Jordan has continued to show interest in the ban convention. It participated in an international conference on cluster munitions in Santiago, Chile in June 2010 and has attended every Meeting of States Parties of the convention as an observer, except the Fourth Meeting of States Parties in Lusaka, Zambia in September 2013. Jordan has never participated in the convention’s intersessional meetings in Geneva, such as those held in April 2014.

Jordan voted in favor of UN General Assembly (UNGA) Resolution 68/182 on 18 December 2013, which expressed “outrage” at the Syrian government’s “continued widespread and systematic gross violations of human rights…including those involving the use of…cluster munitions.”[4]

Jordan is a State Party to the Mine Ban Treaty. Jordan is party to the Convention on Conventional Weapons.

Use, production, transfer, and stockpiling

Jordan is not known to have used or produced cluster munitions, but it has imported the weapons.
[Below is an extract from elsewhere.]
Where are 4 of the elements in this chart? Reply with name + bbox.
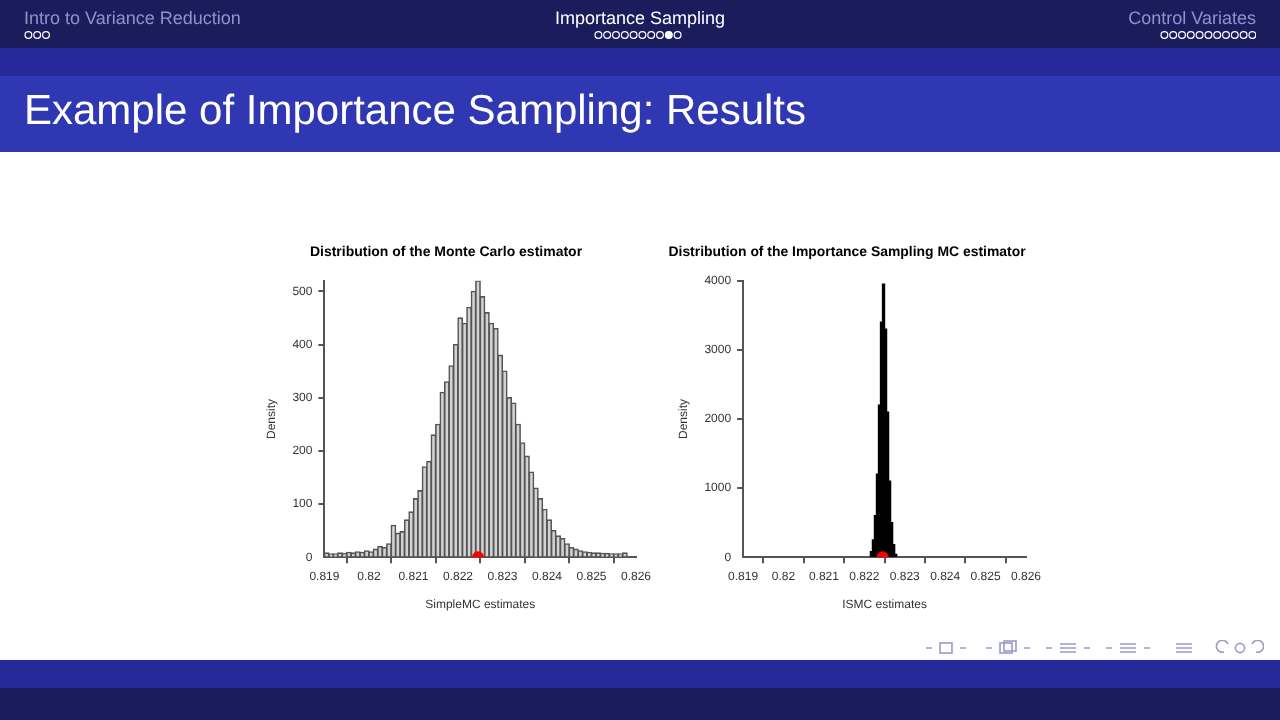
text: Example of Importance Sampling: Results <box>24 88 807 136</box>
text: Control Variates <box>1128 8 1256 28</box>
text: Intro to Variance Reduction <box>24 8 241 28</box>
text: Importance Sampling <box>554 8 726 28</box>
The current status and content of Jordan’s stockpile of cluster munitions is not known.

The United States (US) transferred 31,704 artillery projectiles (M509A1, M483) containing more than 3 million dual-purpose improved conventional munition (DPICM) submunitions to Jordan in 1995.[5] According to US export records, Jordan also imported 200 CBU-71 and 150 Rockeye cluster bombs at some point between 1970 and 1995.[6] Jordan is also reported to possess the Hydra-70 air-to-surface unguided rocket system, but it is not known if the ammunition types available to it include the M261 Multi-Purpose Submunition rocket.[7]
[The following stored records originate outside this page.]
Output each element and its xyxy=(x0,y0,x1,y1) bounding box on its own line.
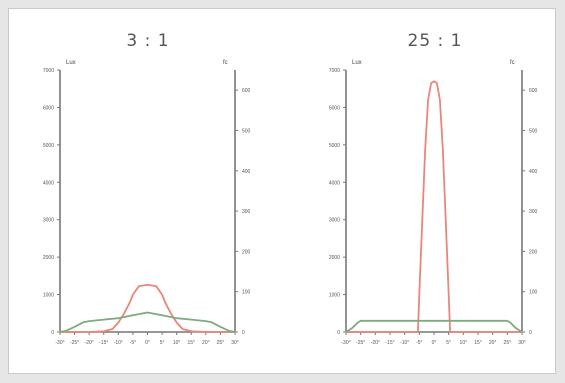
y-left-tick-label: 2000 xyxy=(329,255,340,261)
x-tick-label: 20° xyxy=(489,340,497,346)
y-left-tick-label: 7000 xyxy=(329,68,340,74)
y-right-tick-label: 100 xyxy=(529,290,538,296)
series-line-2 xyxy=(59,311,236,333)
y-right-tick-label: 400 xyxy=(529,169,538,175)
y-left-tick-label: 0 xyxy=(51,330,54,336)
x-tick-label: -25° xyxy=(356,340,365,346)
x-tick-label: -5° xyxy=(130,340,136,346)
y-right-unit: fc xyxy=(510,60,515,66)
x-tick-label: -15° xyxy=(99,340,108,346)
y-right-tick-label: 400 xyxy=(242,169,251,175)
y-left-tick-label: 2000 xyxy=(43,255,54,261)
y-left-tick-label: 0 xyxy=(337,330,340,336)
y-left-tick-label: 4000 xyxy=(43,180,54,186)
y-right-unit: fc xyxy=(223,60,228,66)
x-tick-label: 25° xyxy=(217,340,225,346)
x-tick-label: 10° xyxy=(460,340,468,346)
x-tick-label: 30° xyxy=(231,340,239,346)
x-tick-label: 15° xyxy=(187,340,195,346)
series-line-1 xyxy=(345,80,523,333)
y-left-unit: Lux xyxy=(352,60,362,66)
x-tick-label: 25° xyxy=(504,340,512,346)
y-right-tick-label: 300 xyxy=(529,209,538,215)
x-tick-label: 10° xyxy=(173,340,181,346)
y-right-tick-label: 600 xyxy=(242,88,251,94)
y-right-tick-label: 100 xyxy=(242,290,251,296)
x-tick-label: -5° xyxy=(416,340,422,346)
x-tick-label: -25° xyxy=(70,340,79,346)
y-right-tick-label: 500 xyxy=(529,128,538,134)
x-tick-label: 5° xyxy=(160,340,165,346)
y-left-tick-label: 7000 xyxy=(43,68,54,74)
series-line-2 xyxy=(345,319,523,333)
chart-title: 3 : 1 xyxy=(126,31,169,51)
x-tick-label: -30° xyxy=(55,340,64,346)
x-tick-label: -10° xyxy=(400,340,409,346)
y-right-tick-label: 200 xyxy=(529,249,538,255)
x-tick-label: 0° xyxy=(145,340,150,346)
x-tick-label: 30° xyxy=(518,340,526,346)
y-left-tick-label: 3000 xyxy=(329,218,340,224)
chart-title: 25 : 1 xyxy=(408,31,463,51)
chart-frame xyxy=(8,8,556,374)
x-tick-label: 0° xyxy=(432,340,437,346)
y-left-tick-label: 1000 xyxy=(329,293,340,299)
y-left-tick-label: 1000 xyxy=(43,293,54,299)
y-left-tick-label: 5000 xyxy=(43,143,54,149)
x-tick-label: 15° xyxy=(474,340,482,346)
y-right-tick-label: 0 xyxy=(242,330,245,336)
y-right-tick-label: 0 xyxy=(529,330,532,336)
y-left-tick-label: 5000 xyxy=(329,143,340,149)
y-left-tick-label: 6000 xyxy=(43,105,54,111)
y-right-tick-label: 300 xyxy=(242,209,251,215)
y-left-tick-label: 4000 xyxy=(329,180,340,186)
series-line-1 xyxy=(59,283,236,333)
x-tick-label: 20° xyxy=(202,340,210,346)
x-tick-label: -30° xyxy=(341,340,350,346)
y-left-tick-label: 6000 xyxy=(329,105,340,111)
y-left-unit: Lux xyxy=(66,60,76,66)
y-right-tick-label: 500 xyxy=(242,128,251,134)
x-tick-label: 5° xyxy=(446,340,451,346)
y-right-tick-label: 200 xyxy=(242,249,251,255)
y-left-tick-label: 3000 xyxy=(43,218,54,224)
y-right-tick-label: 600 xyxy=(529,88,538,94)
x-tick-label: -15° xyxy=(385,340,394,346)
x-tick-label: -20° xyxy=(85,340,94,346)
x-tick-label: -20° xyxy=(371,340,380,346)
x-tick-label: -10° xyxy=(114,340,123,346)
[1] Statement of Jordan, Convention on Cluster Munitions Third Meeting of States Parties, Oslo, 11 September 2012. Notes by the CMC.

[2] Statement by Prince Mired Ben Raad Zeid al-Hussein of Jordan, Convention on Cluster Munitions First Meeting of States Parties, Vientiane, 10 November 2010. Notes by the CMC.
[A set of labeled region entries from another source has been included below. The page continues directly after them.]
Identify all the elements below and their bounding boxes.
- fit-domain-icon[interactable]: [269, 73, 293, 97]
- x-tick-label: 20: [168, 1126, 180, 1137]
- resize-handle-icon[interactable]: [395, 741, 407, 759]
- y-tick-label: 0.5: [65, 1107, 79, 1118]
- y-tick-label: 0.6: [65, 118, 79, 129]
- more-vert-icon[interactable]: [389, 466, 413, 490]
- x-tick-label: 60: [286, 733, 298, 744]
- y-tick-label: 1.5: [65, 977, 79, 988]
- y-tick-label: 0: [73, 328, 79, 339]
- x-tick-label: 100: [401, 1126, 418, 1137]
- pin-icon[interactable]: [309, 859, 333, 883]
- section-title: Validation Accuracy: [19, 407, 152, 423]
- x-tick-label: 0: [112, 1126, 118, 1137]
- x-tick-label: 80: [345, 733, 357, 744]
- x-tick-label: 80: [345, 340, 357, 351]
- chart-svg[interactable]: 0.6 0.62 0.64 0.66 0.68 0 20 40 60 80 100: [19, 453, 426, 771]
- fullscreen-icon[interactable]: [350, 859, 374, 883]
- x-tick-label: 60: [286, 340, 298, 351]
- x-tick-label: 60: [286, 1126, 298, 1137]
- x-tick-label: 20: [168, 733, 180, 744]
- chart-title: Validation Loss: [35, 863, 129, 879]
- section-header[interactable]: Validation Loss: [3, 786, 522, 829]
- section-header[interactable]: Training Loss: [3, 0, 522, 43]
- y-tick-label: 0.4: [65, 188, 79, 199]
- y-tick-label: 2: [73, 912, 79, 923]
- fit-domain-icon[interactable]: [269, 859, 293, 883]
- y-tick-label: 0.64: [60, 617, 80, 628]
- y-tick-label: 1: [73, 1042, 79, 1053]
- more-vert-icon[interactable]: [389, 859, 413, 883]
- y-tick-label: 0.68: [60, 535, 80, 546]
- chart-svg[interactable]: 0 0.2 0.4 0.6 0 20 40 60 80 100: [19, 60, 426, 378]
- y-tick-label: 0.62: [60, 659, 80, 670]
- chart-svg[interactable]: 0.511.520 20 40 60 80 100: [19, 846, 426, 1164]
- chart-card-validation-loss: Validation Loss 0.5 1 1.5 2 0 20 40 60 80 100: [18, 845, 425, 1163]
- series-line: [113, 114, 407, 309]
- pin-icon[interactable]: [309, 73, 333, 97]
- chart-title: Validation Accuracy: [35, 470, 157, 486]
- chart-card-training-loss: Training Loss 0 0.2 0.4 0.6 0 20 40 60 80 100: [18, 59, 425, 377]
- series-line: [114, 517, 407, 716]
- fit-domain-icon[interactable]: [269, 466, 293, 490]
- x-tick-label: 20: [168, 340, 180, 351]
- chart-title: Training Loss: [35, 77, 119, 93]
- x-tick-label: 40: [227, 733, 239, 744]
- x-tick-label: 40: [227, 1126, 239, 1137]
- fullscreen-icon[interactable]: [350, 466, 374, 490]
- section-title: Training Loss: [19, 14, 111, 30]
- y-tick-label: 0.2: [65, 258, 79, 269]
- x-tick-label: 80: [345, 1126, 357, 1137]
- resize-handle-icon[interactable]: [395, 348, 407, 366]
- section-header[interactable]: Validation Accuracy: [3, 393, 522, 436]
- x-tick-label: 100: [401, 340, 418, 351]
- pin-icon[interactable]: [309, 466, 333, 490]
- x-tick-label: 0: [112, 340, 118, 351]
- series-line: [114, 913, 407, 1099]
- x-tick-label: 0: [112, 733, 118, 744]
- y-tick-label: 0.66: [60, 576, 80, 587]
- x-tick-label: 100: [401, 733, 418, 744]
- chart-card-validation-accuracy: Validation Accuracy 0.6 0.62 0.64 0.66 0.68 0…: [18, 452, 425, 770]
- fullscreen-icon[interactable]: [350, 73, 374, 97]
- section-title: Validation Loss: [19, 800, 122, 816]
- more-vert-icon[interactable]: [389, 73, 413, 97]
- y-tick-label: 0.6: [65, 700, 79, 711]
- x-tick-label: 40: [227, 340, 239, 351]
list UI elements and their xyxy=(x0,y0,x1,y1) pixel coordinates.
[3] For more details on Jordan’s policy and practice regarding cluster munitions through early 2009, see Human Rights Watch and Landmine Action, Banning Cluster Munitions: Government Policy and Practice (Ottawa: Mines Action Canada, May 2009), pp. 215–216.

[4]Situation of human rights in the Syrian Arab Republic,” UNGA Resolution 68/182, 18 December 2013. Jordan voted in favor of a similar resolution on 15 May 2013.

[5] US Defense Security Cooperation Agency, Department of Defense, “Excess Defense Article database,” undated.

[6] US Defense Security Cooperation Agency, “Cluster Bomb Exports under FMS, FY1970–FY1995.”

[7] Colin King, ed., Jane’s Explosive Ordnance Disposal 2007–2008, CD-edition, 15 January 2008 (Surrey, UK: Jane’s Information Group Limited, 2008).